Tomamos uma xicrinha de café e seguimos para a delegacia. Vamos a pé, pois dista apenas 200 metros. Todos os policiais nos saúdam e nos olham sem qualquer curiosidade especial. Entramos num escritório austero e imponente, depois de passar por duas sentinelas cor de ébano, de uniforme cáqui. Um oficial dos seus cinqüenta anos, camisa e gravata cáquis, coberto de insígnias e de medalhas, levanta-se. Está de short e nos diz em francês:

– Bom dia. Sentem-se. Antes de registrar oficialmente as suas declarações, quero conversar um pouco com vocês. Quantos anos vocês têm?

– Vinte e seis anos e dezenove anos.

– Por que foram condenados?

– Por homicídio.

– Quais são as suas penas?

– Trabalhos forçados perpétuos.

– Então não foi homicídio simples, foi homicídio qualificado?

– Não, senhor. O meu foi um homicídio simples.

– Comigo foi um homicídio qualificado – diz Maturette. – Eu tinha dezessete anos.

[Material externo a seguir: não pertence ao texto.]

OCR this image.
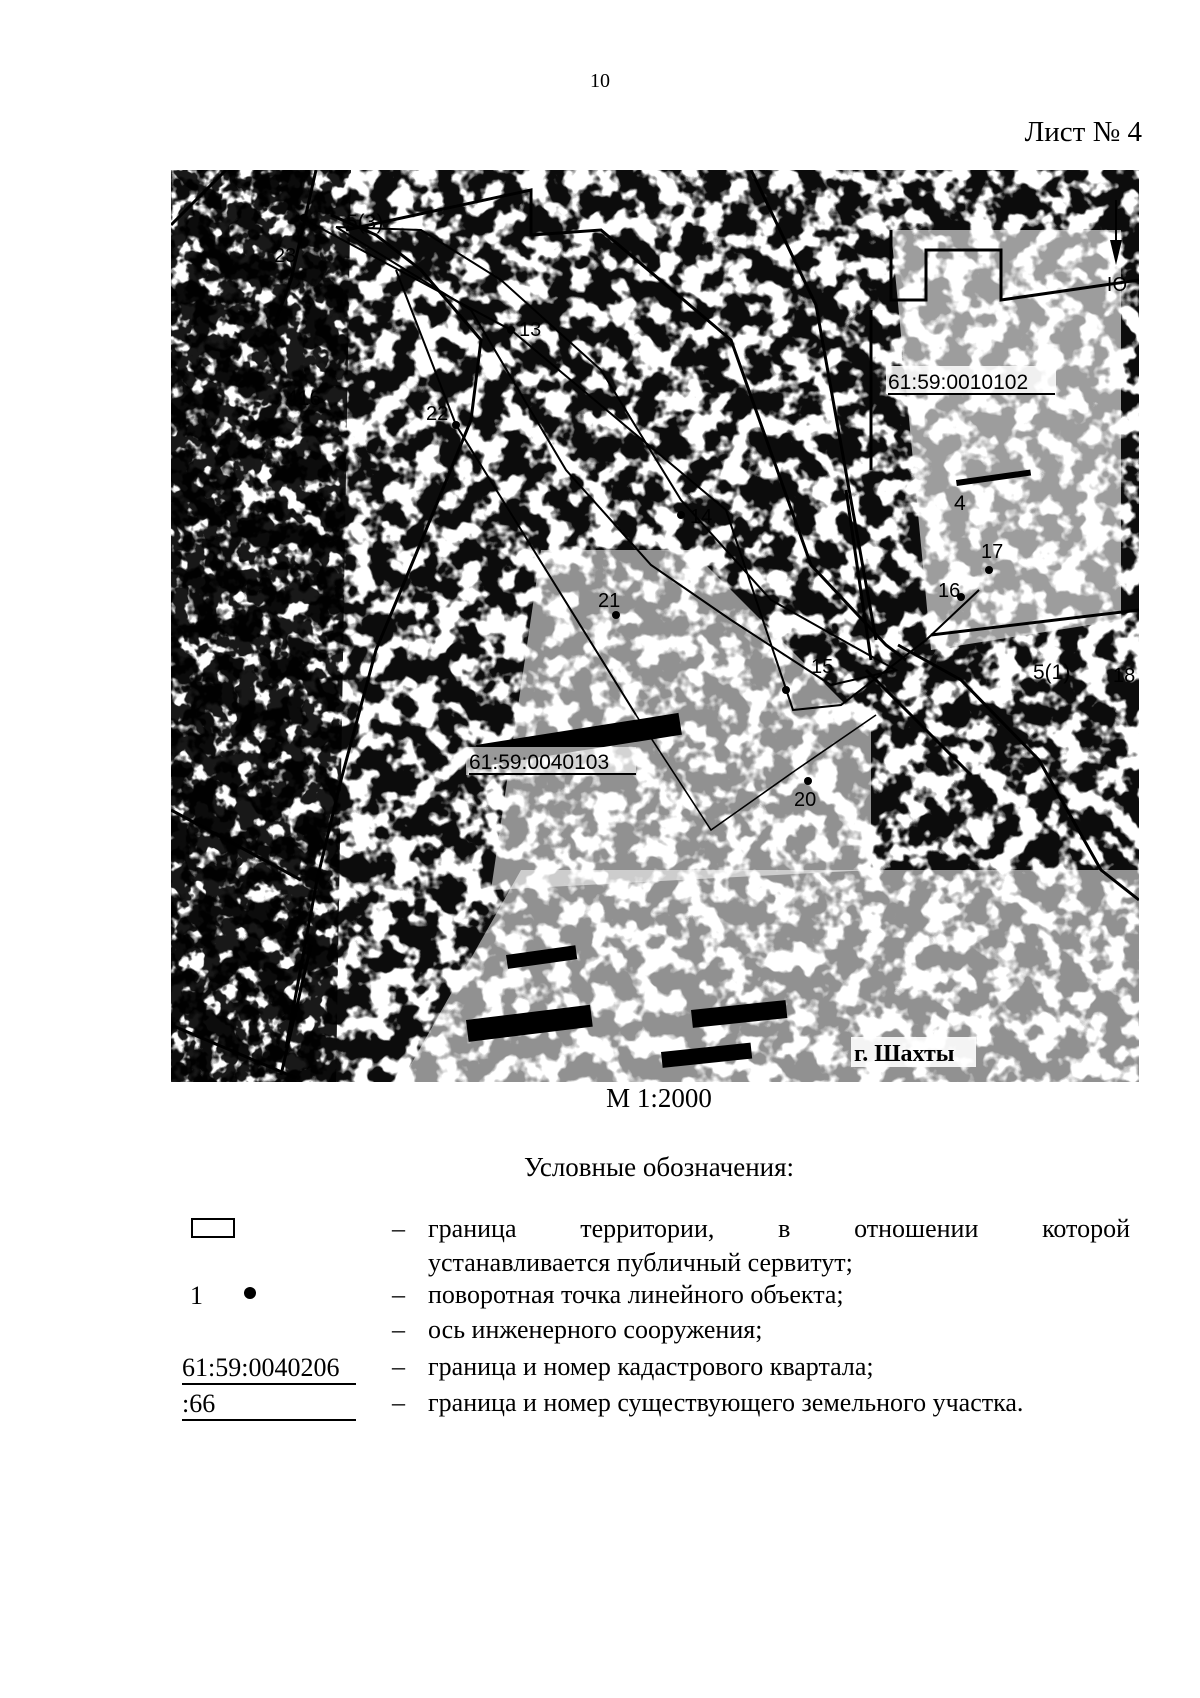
10
Лист № 4
23
13
22
14
21
15
20
16
17
18
5(3)
416
4
5(1)
61:59:0010102
61:59:0040103
Ю
г. Шахты
М 1:2000
Условные обозначения:
– граница территории, в отношении которой
устанавливается публичный сервитут;
1	– поворотная точка линейного объекта;
– ось инженерного сооружения;
61:59:0040206	– граница и номер кадастрового квартала;
:66	– граница и номер существующего земельного участка.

– Aos dezessete anos, a gente já sabe o que faz – diz o oficial. – Na Inglaterra, se o fato fosse provado, você teria sido enforcado. Muito bem, as autoridades inglesas não têm que julgar a justiça francesa. Mas não estamos de acordo é com o desterro dos condenados na Guiana Francesa. Sabemos que é um castigo desumano e indigno de uma nação civilizada como a França. Mas, infelizmente, vocês não podem ficar em Trinidad ou em qualquer outra ilha britânica. É impossível. Por isso, peço-lhes que procedam honestamente e não procurem escapatória, doença ou qualquer outro pretexto, para retardar sua saída. Vocês podem descansar livremente em Port-of-Spain de quinze a dezoito dias. O seu barco é bom, ao que dizem. Vou dar ordem para que o tragam aqui ao porto. Se houver reparações a fazer, os carpinteiros da Marinha Real se encarregarão disso. Antes de partir, vocês receberão uma boa bússola e uma carta marítima. Espero que os países sul-americanos recebam bem vocês, mas não procurem a Venezuela, pois ali vocês serão presos e obrigados a trabalhar nas estradas até serem entregues às autoridades francesas. Depois de um grande erro, um homem não é obrigado a ficar perdido para sempre. Vocês são jovens e têm saúde, têm um jeito simpático e espero que, depois de tudo que sofreram, nunca mais se darão por vencidos. O simples fato de terem vindo para este país demonstra o contrário. Sinto-me feliz em poder ajudá-los a se tornarem homens bons e responsáveis. Boa sorte. Se vocês tiverem algum problema, telefonem para este número, que serão atendidos em francês.

Ele toca uma campainha e um funcionário civil nos vem buscar. Numa saia onde vários policiais e civis estão batendo a máquina, outro funcionário à paisana toma as nossas declarações.

– Por que vieram a Trinidad?

– Para descansar.

– De onde vocês vêm?

– Da Guiana Francesa.

– Para fugir, vocês cometeram algum delito, provocaram lesões ou morte em outras pessoas?

– Não ferimos ninguém gravemente.

– Como é que vocês sabem?

– Soubemos antes de partir.

– Quais são suas idades, suas situações penais em relação à justiça francesa? (etc). Senhores, vocês têm de quinze a dezoito dias para descansar aqui. Estão completamente livres para fazer o que quiserem durante esse tempo. Se mudarem de moradia, avisem-nos. Eu sou o sargento Willy. Aqui está o meu cartão, com dois telefones: um é o meu número oficial na polícia; o outro, meu número particular. Seja o que for que lhes aconteça, se precisarem de minha ajuda, me chamem imediatamente. Temos confiança em vocês. Estou certo que se comportarão corretamente.

Alguns instantes depois, o Dr. Bowen nos acompanha à clínica. Clousiot está contente de nos ver. Nada lhe contamos da noite que passamos nos divertindo na cidade. Apenas lhe dizemos que estamos autorizados a passear à vontade. Ele fica tão surpreendido, que nos diz:

– Sem escolta?

– Sim, sem escolta.

– Ora essa, então os rosbifes (os ingleses) são uns caras muito gozados!